112115i Trumbo“Trumbo,” based on the book by Bruce Cook, shows the screenwriter’s triumphs and tribulations while on the “list.” It’s a snarky look at a period when right-wing fear mongering – akin to today’s strong immigration/terrorism rhetoric – reigned supreme and liberalism was equated with Communism and anti-American sentiment. The film, directed by Jay Roach of “Meet the Parents” and “Austin Powers” fame, plays light and fast, a benefit to something that could have been a somber slog, but it also lacks breadth. The focus of the film centers on the newly blacklisted Trumbo, his outlandish shenanigans (he wrote “Exodus,” “Roman Holiday” and “Spartacus” behind the scenes, using pen names) and the state of paranoia and complacency sweeping the country.

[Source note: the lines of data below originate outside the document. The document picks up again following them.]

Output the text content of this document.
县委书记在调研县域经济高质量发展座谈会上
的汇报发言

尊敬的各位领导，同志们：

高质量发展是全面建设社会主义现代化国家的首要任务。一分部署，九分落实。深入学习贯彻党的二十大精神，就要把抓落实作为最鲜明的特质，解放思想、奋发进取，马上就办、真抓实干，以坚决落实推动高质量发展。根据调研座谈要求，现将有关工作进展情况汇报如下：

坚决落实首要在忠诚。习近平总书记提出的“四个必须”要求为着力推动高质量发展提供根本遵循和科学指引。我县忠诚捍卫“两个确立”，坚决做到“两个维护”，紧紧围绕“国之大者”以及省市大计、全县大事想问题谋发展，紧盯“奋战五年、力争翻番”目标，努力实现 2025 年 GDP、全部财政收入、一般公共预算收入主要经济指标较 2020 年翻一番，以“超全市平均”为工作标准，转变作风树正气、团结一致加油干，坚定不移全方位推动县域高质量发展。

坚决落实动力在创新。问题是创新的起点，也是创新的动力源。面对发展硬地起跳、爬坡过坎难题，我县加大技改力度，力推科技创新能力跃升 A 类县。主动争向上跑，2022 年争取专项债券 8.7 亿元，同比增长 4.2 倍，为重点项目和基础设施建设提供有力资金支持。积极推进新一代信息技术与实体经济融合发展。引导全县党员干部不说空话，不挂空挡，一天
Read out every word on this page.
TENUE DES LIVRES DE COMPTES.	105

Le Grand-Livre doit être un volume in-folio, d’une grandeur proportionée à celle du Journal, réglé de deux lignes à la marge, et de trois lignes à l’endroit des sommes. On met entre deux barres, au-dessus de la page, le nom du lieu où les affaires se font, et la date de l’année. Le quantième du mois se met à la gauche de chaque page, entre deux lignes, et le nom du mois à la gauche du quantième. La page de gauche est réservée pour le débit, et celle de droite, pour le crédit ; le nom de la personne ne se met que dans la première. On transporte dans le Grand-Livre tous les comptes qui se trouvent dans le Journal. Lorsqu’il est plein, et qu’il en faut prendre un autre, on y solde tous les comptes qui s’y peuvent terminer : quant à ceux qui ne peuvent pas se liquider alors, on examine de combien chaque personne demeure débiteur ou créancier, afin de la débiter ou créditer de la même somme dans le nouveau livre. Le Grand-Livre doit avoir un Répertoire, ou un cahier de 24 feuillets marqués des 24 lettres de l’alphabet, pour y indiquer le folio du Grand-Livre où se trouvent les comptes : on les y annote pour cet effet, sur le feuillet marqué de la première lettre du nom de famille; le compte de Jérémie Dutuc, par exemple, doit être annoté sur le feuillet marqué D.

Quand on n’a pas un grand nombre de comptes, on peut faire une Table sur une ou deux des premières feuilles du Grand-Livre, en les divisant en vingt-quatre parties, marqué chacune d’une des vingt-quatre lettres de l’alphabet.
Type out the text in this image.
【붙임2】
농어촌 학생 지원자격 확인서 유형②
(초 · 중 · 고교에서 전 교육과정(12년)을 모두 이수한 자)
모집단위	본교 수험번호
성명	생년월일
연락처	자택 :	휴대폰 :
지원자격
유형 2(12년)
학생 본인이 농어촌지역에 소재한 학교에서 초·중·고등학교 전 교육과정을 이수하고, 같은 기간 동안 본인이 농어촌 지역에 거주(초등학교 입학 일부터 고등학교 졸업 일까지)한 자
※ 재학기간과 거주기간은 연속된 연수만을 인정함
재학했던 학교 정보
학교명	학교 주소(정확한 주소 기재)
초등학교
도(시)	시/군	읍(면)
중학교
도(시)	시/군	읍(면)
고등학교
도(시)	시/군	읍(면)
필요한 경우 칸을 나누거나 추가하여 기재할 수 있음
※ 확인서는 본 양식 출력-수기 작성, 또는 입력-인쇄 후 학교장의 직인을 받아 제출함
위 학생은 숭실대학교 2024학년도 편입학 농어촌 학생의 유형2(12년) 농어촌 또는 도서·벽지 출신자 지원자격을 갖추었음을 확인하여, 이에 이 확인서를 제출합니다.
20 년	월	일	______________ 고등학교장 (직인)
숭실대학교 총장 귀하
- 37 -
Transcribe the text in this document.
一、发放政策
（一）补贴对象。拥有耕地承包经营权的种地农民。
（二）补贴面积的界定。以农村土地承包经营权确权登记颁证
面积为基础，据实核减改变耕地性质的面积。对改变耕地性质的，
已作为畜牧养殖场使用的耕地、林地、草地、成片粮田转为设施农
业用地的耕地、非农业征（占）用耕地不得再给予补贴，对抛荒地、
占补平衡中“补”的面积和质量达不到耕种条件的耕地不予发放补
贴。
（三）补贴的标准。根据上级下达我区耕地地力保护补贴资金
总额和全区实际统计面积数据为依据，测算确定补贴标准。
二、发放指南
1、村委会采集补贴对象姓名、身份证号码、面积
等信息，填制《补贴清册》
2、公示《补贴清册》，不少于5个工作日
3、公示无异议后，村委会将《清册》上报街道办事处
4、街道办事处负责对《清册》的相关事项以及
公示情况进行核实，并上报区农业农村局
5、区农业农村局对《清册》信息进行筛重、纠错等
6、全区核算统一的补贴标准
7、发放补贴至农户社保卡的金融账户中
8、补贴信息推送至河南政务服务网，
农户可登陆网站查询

Roach gets a huge lift from Bryan Cranston as the affable but conniving scribe, who becomes name-drop fodder after taking a defiant freedom of speech stance in the face of blacklisting. As Walter White in the wildly popular AMC series “Breaking Bad,” Cranston, even while engaging in criminal activity, always possessed an avuncular tenderness, and that essence radiates here, coupled with quirky and witty charm. It’s a disarming performance in search of a meaty vehicle, but satiating nonetheless.

The huge ensemble – dwarfed by Cranston’s always-on rebel clown – includes a scene-chewing Helen Mirren as notorious gossip columnist Hedda Hopper, John Goodman as small backlot studio head paying Trumbo peanuts to crank out B-flicks, Christian Berkel, an uproarious specter as director Otto  Preminger, and the lovely Diane Lane as Trumbo’s wife, Cleo. In it all, it’s interesting to see how some of Hollywood royalty get painted, John Wayne (David James Elliot) comes off as indignantly right while Kirk Douglas (Dean O’Gorman) proves pragmatic and sensitive, ever bearing a kind, knowing smile.

In the end, I’m not sure Roach and writer John McNamara get the historical perspective right. It feels like you need a bit of a Google search now and then to anchor it, but in there pinning it all together handily is Cranston, who carries the film as effortlessly as Trumbo cranked out scripts for schlock projects.